At the age of 15 after taking a joy ride in a plane at Hardelot, Jehangir decided to become a pilot and if possible make a career in aviation. Young Jehangir had to wait nine years. He was 24 before a Flying Club opened in his hometown Bombay, India – 5,000 miles away from that wind-swept beach in Northern France. JRD’s passion for flying was fulfilled with the formation of the Tata Aviation Service in 1932. The first flight of Indian civil aviation took off at Drigh Road airfield in Karachi on October 15, 1932, with JRD Tata at the controls of the Puss Moth that he flew solo to Ahmedabad and onwards to Bombay.
He pioneered civil aviation on the subcontinent, funded Homi Bhabha’s ambition to catapult India into the nuclear age, initiated the family planning movement much before it became the official government policy, and bankrolled efforts to record and preserve for posterity the country’s priceless folk arts.
JRD Tata took the role of a citizen very seriously and never failed to be of service to the nation. His nation-building activity began soon after he was appointed a trustee of the Sir Dorabji Tata Trust in 1932. The concept of establishing Asia’s first cancer hospital in Bombay was implemented under his guidance in 1941. Citizen Tata’s greatest gift to the scientific establishment came in 1945 when he gave the founding grant to Homi Bhabha to set up the Tata Institute of Fundamental Research. This institute has proved to be, in Bhabha’s words, “the cradle of our atomic energy program”. JRD Tata was among the first Indians to be drawn to the cause of population control when he realized the drag unchecked population growth could have on the country’s developmental efforts. In 1951, when he came across statistics revealing that India had crossed the 350-million population mark, JRD sounded out Jawaharlal Nehru (the country’s first Prime Minister) on the issue. Nehru ignored the issue. But JRD didn’t wait for the government to act. He part-funded Avabai Wadia’s efforts to start the Family Planning Association of India.
JRD firmly believed in employee welfare and espoused the principles of an eight-hour working day, free medical aid, workers’ provident fund scheme, workmen’s accident compensation schemes, which were later adopted as statutory requirements in the country.
These measures were introduced at Tata Steel, Jamshedpur, and many more were added during JRD Tata’s regime. In 1956, he initiated a program of closer “employee association with management” to give workers a stronger voice in the affairs of the company. He also introduced a scheme of ex gratia payment for road accidents while coming to or returning from duty’.
In 1970, he started the Family Planning Foundation jointly with the Ford Foundation, and was instrumental in conditioning the thinking of an entire generation, treating the issue as one of the essential transformations of society. For his crusading endeavors in the field, JRD Tata was bestowed with the United Nations Population Award in 1992.

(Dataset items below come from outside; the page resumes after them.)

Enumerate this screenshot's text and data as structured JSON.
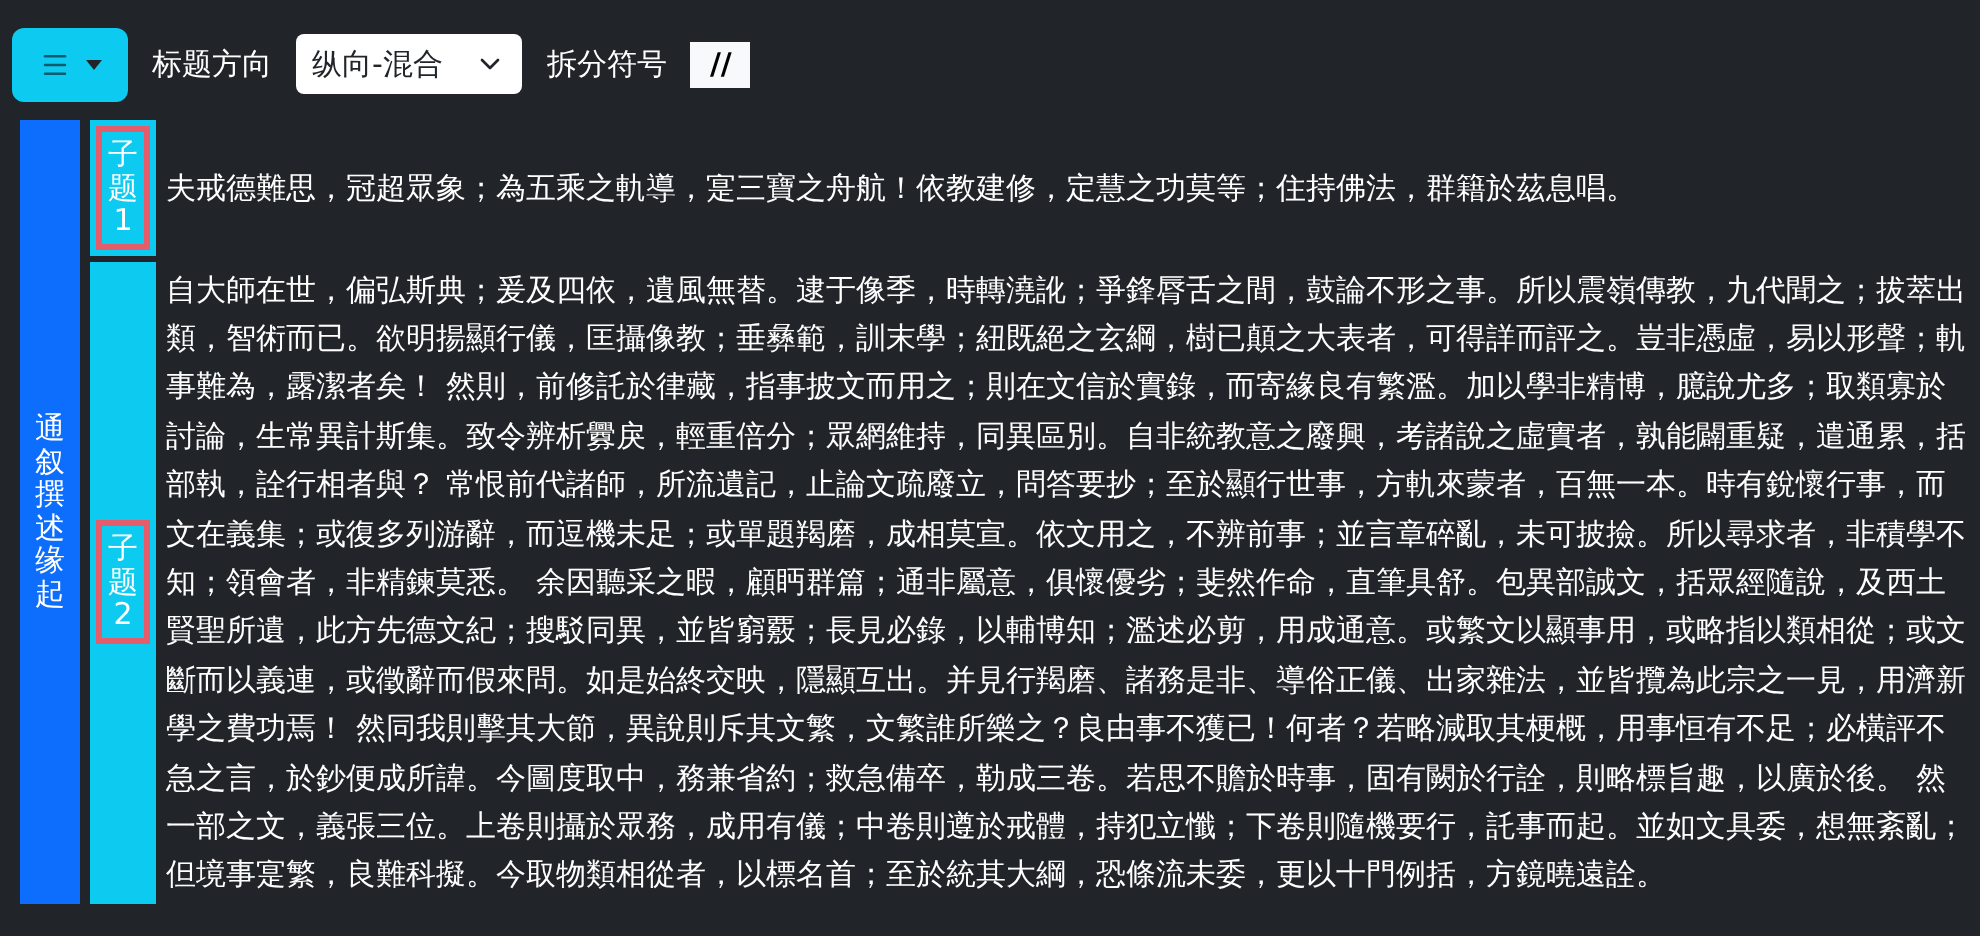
{
  "toolbar": {
    "title_direction_label": "标题方向",
    "title_direction_value": "纵向-混合",
    "split_symbol_label": "拆分符号",
    "split_symbol_value": "//"
  },
  "sections": [
    {
      "title": "通叙撰述缘起",
      "subsections": [
        {
          "title": "子题1",
          "text": "夫戒德難思，冠超眾象；為五乘之軌導，寔三寶之舟航！依教建修，定慧之功莫等；住持佛法，群籍於茲息唱。"
        },
        {
          "title": "子题2",
          "text": "自大師在世，偏弘斯典；爰及四依，遺風無替。逮于像季，時轉澆訛；爭鋒脣舌之間，鼓論不形之事。所以震嶺傳教，九代聞之；拔萃出類，智術而已。欲明揚顯行儀，匡攝像教；垂彝範，訓末學；紐既絕之玄綱，樹已顛之大表者，可得詳而評之。豈非憑虛，易以形聲；軌事難為，露潔者矣！ 然則，前修託於律藏，指事披文而用之；則在文信於實錄，而寄緣良有繁濫。加以學非精博，臆說尤多；取類寡於討論，生常異計斯集。致令辨析釁戾，輕重倍分；眾網維持，同異區別。自非統教意之廢興，考諸說之虛實者，孰能闢重疑，遣通累，括部執，詮行相者與？ 常恨前代諸師，所流遺記，止論文疏廢立，問答要抄；至於顯行世事，方軌來蒙者，百無一本。時有銳懷行事，而文在義集；或復多列游辭，而逗機未足；或單題羯磨，成相莫宣。依文用之，不辨前事；並言章碎亂，未可披撿。所以尋求者，非積學不知；領會者，非精鍊莫悉。 余因聽采之暇，顧眄群篇；通非屬意，俱懷優劣；斐然作命，直筆具舒。包異部誠文，括眾經隨說，及西土賢聖所遺，此方先德文紀；搜駁同異，並皆窮覈；長見必錄，以輔博知；濫述必剪，用成通意。或繁文以顯事用，或略指以類相從；或文斷而以義連，或徵辭而假來問。如是始終交映，隱顯互出。并見行羯磨、諸務是非、導俗正儀、出家雜法，並皆攬為此宗之一見，用濟新學之費功焉！ 然同我則擊其大節，異說則斥其文繁，文繁誰所樂之？良由事不獲已！何者？若略減取其梗概，用事恒有不足；必橫評不急之言，於鈔便成所諱。今圖度取中，務兼省約；救急備卒，勒成三卷。若思不贍於時事，固有闕於行詮，則略標旨趣，以廣於後。 然一部之文，義張三位。上卷則攝於眾務，成用有儀；中卷則遵於戒體，持犯立懺；下卷則隨機要行，託事而起。並如文具委，想無紊亂；但境事寔繁，良難科擬。今取物類相從者，以標名首；至於統其大綱，恐條流未委，更以十門例括，方鏡曉遠詮。"
        }
      ]
    }
  ]
}
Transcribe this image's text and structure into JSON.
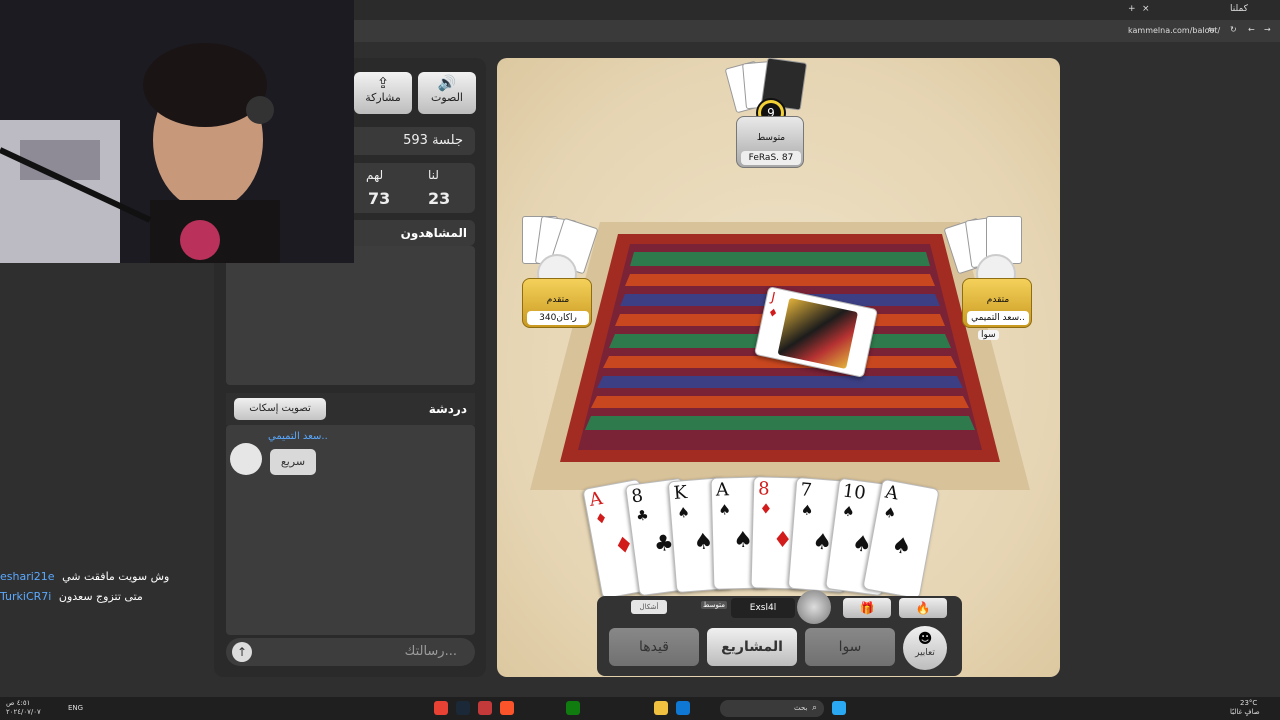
{
  "browser": {
    "tab_title": "كملنا",
    "url": "kammelna.com/baloot/"
  },
  "toolbar": {
    "sound_label": "الصوت",
    "share_label": "مشاركة"
  },
  "session": {
    "label": "جلسة 593"
  },
  "score": {
    "us_label": "لنا",
    "them_label": "لهم",
    "us_value": "23",
    "them_value": "73"
  },
  "watchers": {
    "title": "المشاهدون"
  },
  "chat": {
    "title": "دردشة",
    "mute_vote_label": "تصويت إسكات",
    "messages": [
      {
        "author": "سعد التميمي..",
        "text": "سريع"
      }
    ],
    "input_placeholder": "رسالتك..."
  },
  "stream_chat": [
    {
      "user": "eshari21e",
      "text": "وش سويت مافقت شي"
    },
    {
      "user": "TurkiCR7i",
      "text": "متى تتزوج سعدون"
    }
  ],
  "players": {
    "top": {
      "level": "متوسط",
      "name": "FeRaS. 87",
      "timer": "9"
    },
    "left": {
      "level": "متقدم",
      "name": "راكان340"
    },
    "right": {
      "level": "متقدم",
      "name": "سعد التميمي..",
      "tag": "سوا"
    },
    "me": {
      "level": "متوسط",
      "name": "Exsl4l",
      "shapes_label": "أشكال"
    }
  },
  "table_card": {
    "rank": "J",
    "suit": "♦"
  },
  "hand": [
    {
      "rank": "A",
      "suit": "♦",
      "color": "#d21c1c"
    },
    {
      "rank": "8",
      "suit": "♣",
      "color": "#111111"
    },
    {
      "rank": "K",
      "suit": "♠",
      "color": "#111111"
    },
    {
      "rank": "A",
      "suit": "♠",
      "color": "#111111"
    },
    {
      "rank": "8",
      "suit": "♦",
      "color": "#d21c1c"
    },
    {
      "rank": "7",
      "suit": "♠",
      "color": "#111111"
    },
    {
      "rank": "10",
      "suit": "♠",
      "color": "#111111"
    },
    {
      "rank": "A",
      "suit": "♠",
      "color": "#111111"
    }
  ],
  "actions": {
    "expressions_label": "تعابير",
    "sawa_label": "سوا",
    "projects_label": "المشاريع",
    "record_label": "قيدها"
  },
  "taskbar": {
    "search_placeholder": "بحث",
    "weather_temp": "23°C",
    "weather_desc": "صافٍ غالبًا",
    "lang": "ENG",
    "time": "٤:٥١ ص",
    "date": "٢٠٢٤/٠٧/٠٧"
  }
}
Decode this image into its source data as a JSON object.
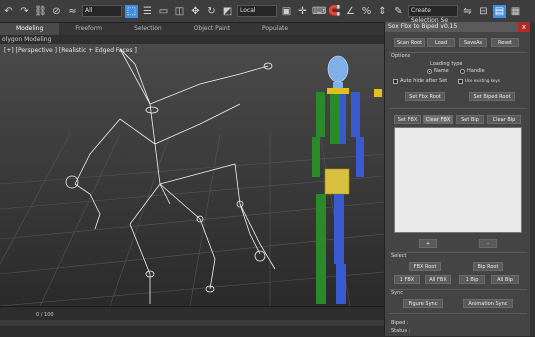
{
  "toolbar": {
    "filter_select": "All",
    "coord_select": "Local",
    "selection_set": "Create Selection Se"
  },
  "ribbon": {
    "tabs": [
      "Modeling",
      "Freeform",
      "Selection",
      "Object Paint",
      "Populate"
    ],
    "active_tab": "Modeling",
    "subtitle": "olygon Modeling"
  },
  "viewport": {
    "label": "[+] [Perspective ] [Realistic + Edged Faces ]"
  },
  "timeline": {
    "counter": "0 / 100"
  },
  "panel": {
    "title": "Sox Fbx to Biped v0.15",
    "close": "x",
    "top_buttons": [
      "Scan Root",
      "Load",
      "SaveAs",
      "Reset"
    ],
    "options_label": "Options",
    "loading_type_label": "Loading type",
    "radio_name": "Name",
    "radio_handle": "Handle",
    "auto_hide_label": "Auto hide after Set",
    "use_existing_keys_label": "Use existing keys",
    "set_fbx_root": "Set Fbx Root",
    "set_biped_root": "Set Biped Root",
    "mid_buttons": [
      "Set FBX",
      "Clear FBX",
      "Set Bip",
      "Clear Bip"
    ],
    "plus": "+",
    "minus": "-",
    "select_label": "Select",
    "fbx_root_button": "FBX Root",
    "bip_root_button": "Bip Root",
    "select_buttons": [
      "1 FBX",
      "All FBX",
      "1 Bip",
      "All Bip"
    ],
    "sync_label": "Sync",
    "figure_sync": "Figure Sync",
    "animation_sync": "Animation Sync",
    "biped_label": "Biped :",
    "status_label": "Status :"
  }
}
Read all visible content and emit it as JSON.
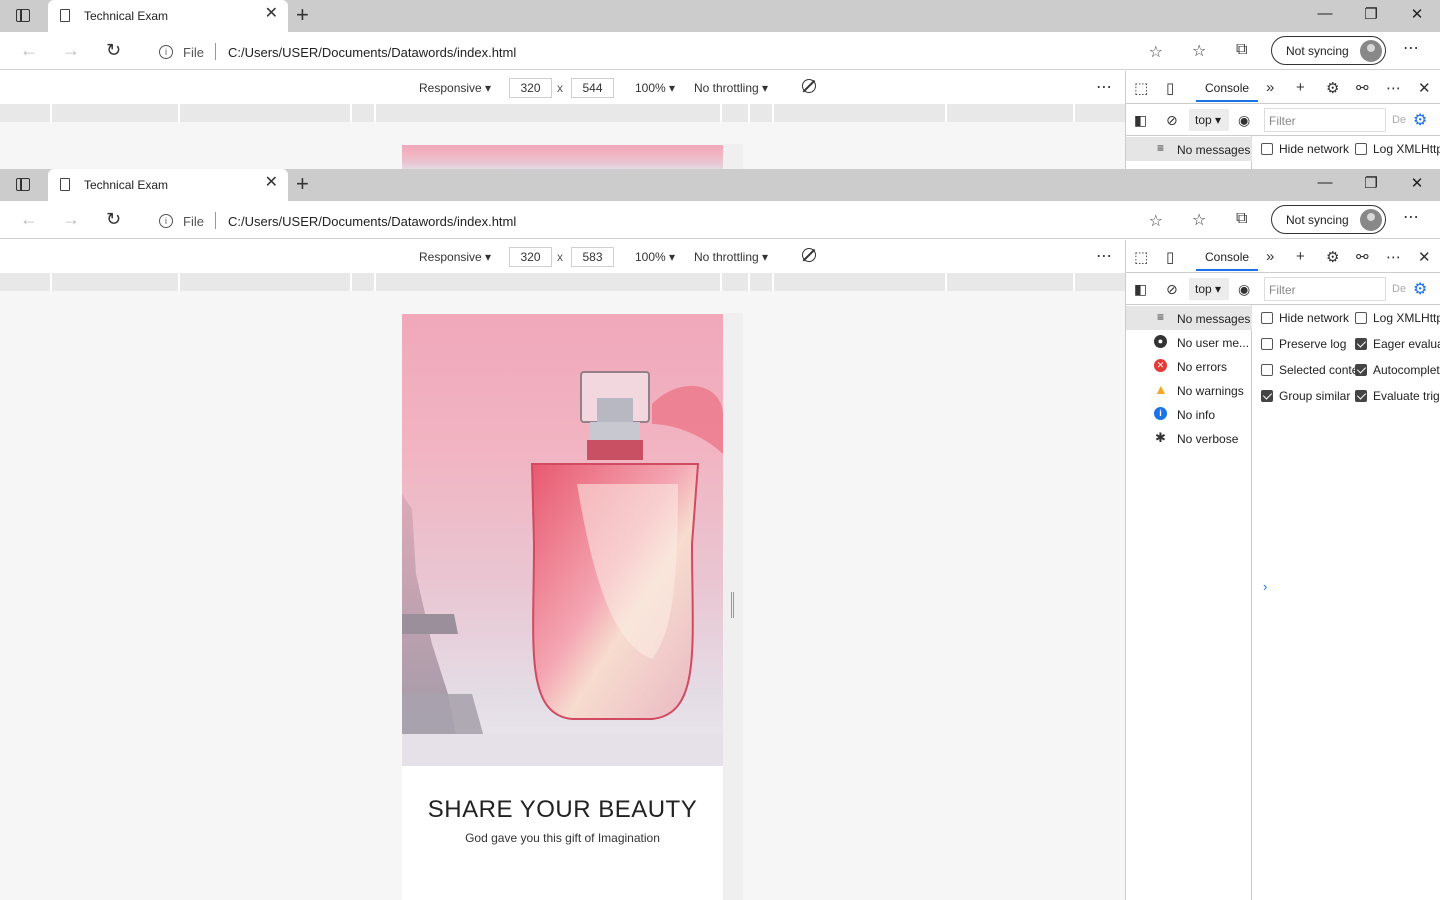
{
  "browser": {
    "tab_title": "Technical Exam",
    "address": {
      "scheme_label": "File",
      "url": "C:/Users/USER/Documents/Datawords/index.html"
    },
    "sync_label": "Not syncing"
  },
  "device_toolbar_back": {
    "device": "Responsive ▾",
    "width": "320",
    "height": "544",
    "times": "x",
    "zoom": "100% ▾",
    "throttling": "No throttling ▾"
  },
  "device_toolbar": {
    "device": "Responsive ▾",
    "width": "320",
    "height": "583",
    "times": "x",
    "zoom": "100% ▾",
    "throttling": "No throttling ▾"
  },
  "devtools": {
    "console_tab": "Console",
    "context": "top ▾",
    "filter_placeholder": "Filter",
    "default_levels": "De",
    "sidebar": [
      {
        "label": "No messages",
        "icon": "list-icon",
        "selected": true
      },
      {
        "label": "No user me...",
        "icon": "user-icon"
      },
      {
        "label": "No errors",
        "icon": "error-icon",
        "color": "#e53935"
      },
      {
        "label": "No warnings",
        "icon": "warning-icon",
        "color": "#f9a825"
      },
      {
        "label": "No info",
        "icon": "info-icon",
        "color": "#1a73e8"
      },
      {
        "label": "No verbose",
        "icon": "bug-icon"
      }
    ],
    "options_left": [
      {
        "label": "Hide network",
        "checked": false
      },
      {
        "label": "Preserve log",
        "checked": false
      },
      {
        "label": "Selected conte",
        "checked": false
      },
      {
        "label": "Group similar",
        "checked": true
      }
    ],
    "options_right": [
      {
        "label": "Log XMLHttp",
        "checked": false
      },
      {
        "label": "Eager evalua",
        "checked": true
      },
      {
        "label": "Autocomplet",
        "checked": true
      },
      {
        "label": "Evaluate trig",
        "checked": true
      }
    ],
    "prompt": "›"
  },
  "page": {
    "headline": "SHARE YOUR BEAUTY",
    "subline": "God gave you this gift of Imagination"
  },
  "colors": {
    "hero_pink": "#f0a8ba",
    "accent": "#1a73e8"
  }
}
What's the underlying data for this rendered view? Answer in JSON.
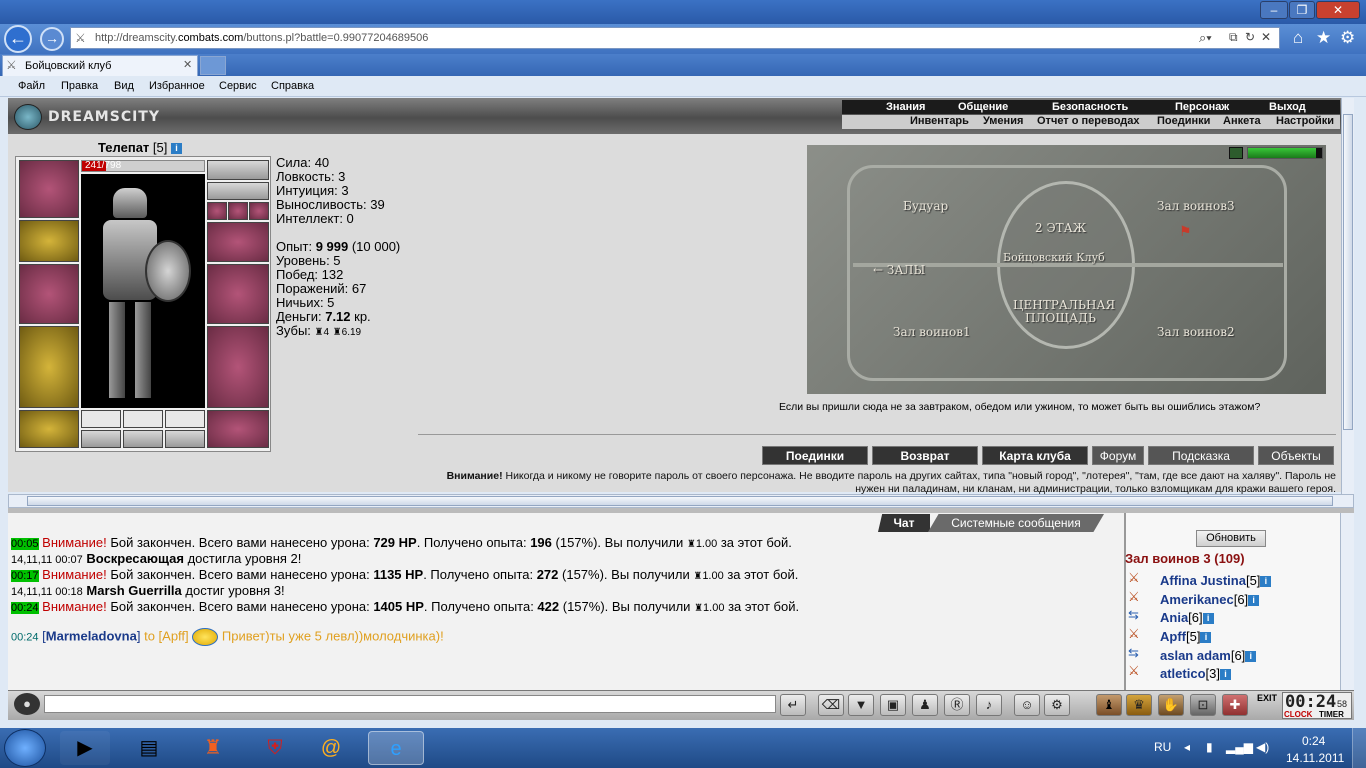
{
  "browser": {
    "url_prefix": "http://dreamscity.",
    "url_domain": "combats.com",
    "url_rest": "/buttons.pl?battle=0.99077204689506",
    "tab_title": "Бойцовский клуб",
    "menu": [
      "Файл",
      "Правка",
      "Вид",
      "Избранное",
      "Сервис",
      "Справка"
    ]
  },
  "game": {
    "logo_text": "DREAMSCITY",
    "top_nav": [
      "Знания",
      "Общение",
      "Безопасность",
      "Персонаж",
      "Выход"
    ],
    "sub_nav": [
      "Инвентарь",
      "Умения",
      "Отчет о переводах",
      "Поединки",
      "Анкета",
      "Настройки"
    ],
    "character": {
      "name": "Телепат",
      "level": "[5]",
      "hp": "241/798"
    },
    "stats": {
      "strength": "Сила: 40",
      "agility": "Ловкость: 3",
      "intuition": "Интуиция: 3",
      "endurance": "Выносливость: 39",
      "intellect": "Интеллект: 0",
      "exp_label": "Опыт: ",
      "exp_value": "9 999",
      "exp_next": " (10 000)",
      "level": "Уровень: 5",
      "wins": "Побед: 132",
      "losses": "Поражений: 67",
      "draws": "Ничьих: 5",
      "money_label": "Деньги: ",
      "money_value": "7.12",
      "money_unit": " кр.",
      "teeth_label": "Зубы: ",
      "teeth_a": "4",
      "teeth_b": "6.19"
    },
    "map": {
      "floor": "2 ЭТАЖ",
      "club": "Бойцовский Клуб",
      "boudoir": "Будуар",
      "hall3": "Зал воинов3",
      "halls": "← ЗАЛЫ",
      "center_1": "ЦЕНТРАЛЬНАЯ",
      "center_2": "ПЛОЩАДЬ",
      "hall1": "Зал воинов1",
      "hall2": "Зал воинов2"
    },
    "location_note": "Если вы пришли сюда не за завтраком, обедом или ужином, то может быть вы ошиблись этажом?",
    "action_buttons": [
      "Поединки",
      "Возврат",
      "Карта клуба",
      "Форум",
      "Подсказка",
      "Объекты"
    ],
    "warning_bold": "Внимание!",
    "warning_text": " Никогда и никому не говорите пароль от своего персонажа. Не вводите пароль на других сайтах, типа \"новый город\", \"лотерея\", \"там, где все дают на халяву\". Пароль не нужен ни паладинам, ни кланам, ни администрации, только взломщикам для кражи вашего героя."
  },
  "chat": {
    "tab_chat": "Чат",
    "tab_system": "Системные сообщения",
    "lines": [
      {
        "time": "00:05",
        "warn": "Внимание!",
        "t1": " Бой закончен. Всего вами нанесено урона: ",
        "dmg": "729 HP",
        "t2": ". Получено опыта: ",
        "exp": "196",
        "t3": " (157%). Вы получили ",
        "coin": "1.00",
        "t4": " за этот бой."
      },
      {
        "date": "14,11,11 00:07",
        "name": "Воскресающая",
        "rest": " достигла уровня 2!"
      },
      {
        "time": "00:17",
        "warn": "Внимание!",
        "t1": " Бой закончен. Всего вами нанесено урона: ",
        "dmg": "1135 HP",
        "t2": ". Получено опыта: ",
        "exp": "272",
        "t3": " (157%). Вы получили ",
        "coin": "1.00",
        "t4": " за этот бой."
      },
      {
        "date": "14,11,11 00:18",
        "name": "Marsh Guerrilla",
        "rest": " достиг уровня 3!"
      },
      {
        "time": "00:24",
        "warn": "Внимание!",
        "t1": " Бой закончен. Всего вами нанесено урона: ",
        "dmg": "1405 HP",
        "t2": ". Получено опыта: ",
        "exp": "422",
        "t3": " (157%). Вы получили ",
        "coin": "1.00",
        "t4": " за этот бой."
      },
      {
        "time": "00:24",
        "from": "Marmeladovna",
        "to": "to [Apff]",
        "msg": "Привет)ты уже 5 левл))молодчинка)!"
      }
    ]
  },
  "online": {
    "refresh": "Обновить",
    "room": "Зал воинов 3 (109)",
    "players": [
      {
        "name": "Affina Justina",
        "lvl": "[5]"
      },
      {
        "name": "Amerikanec",
        "lvl": "[6]"
      },
      {
        "name": "Ania",
        "lvl": "[6]"
      },
      {
        "name": "Apff",
        "lvl": "[5]"
      },
      {
        "name": "aslan adam",
        "lvl": "[6]"
      },
      {
        "name": "atletico",
        "lvl": "[3]"
      }
    ]
  },
  "bottom": {
    "clock": "00:24",
    "clock_sec": "58",
    "clock_label": "CLOCK",
    "timer_label": "TIMER",
    "exit_label": "EXIT"
  },
  "taskbar": {
    "lang": "RU",
    "time": "0:24",
    "date": "14.11.2011"
  }
}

For these endeavors, JRD Tata was awarded the country’s highest civilian honor, the Bharat Ratna, in 1992 – one of the rare instances when the award was granted during a person’s lifetime.
Other awards won by him include commander of the Legion of Honour by France, Knight Commander of the order of St. Gregory of the Great, Knight Commander’s cross of the order of merit of the Federal Republic of Germany, Hon. Air Vice-Marshal of the Indian Air Force and has been named international Management Man.
He passed away on November 29, 1993. On his death, the Indian Parliament was adjourned in his memory – an honor not usually given to private citizens. His home state of Maharashtra too declared three days of mourning. Though Mr. J. R. D. Tata is no more, the values, traditions and business ethics which he lived by will continue to be the driving force of the Group. Mr. Tata made his mark on India during his lifetime, and his legend lives on after him.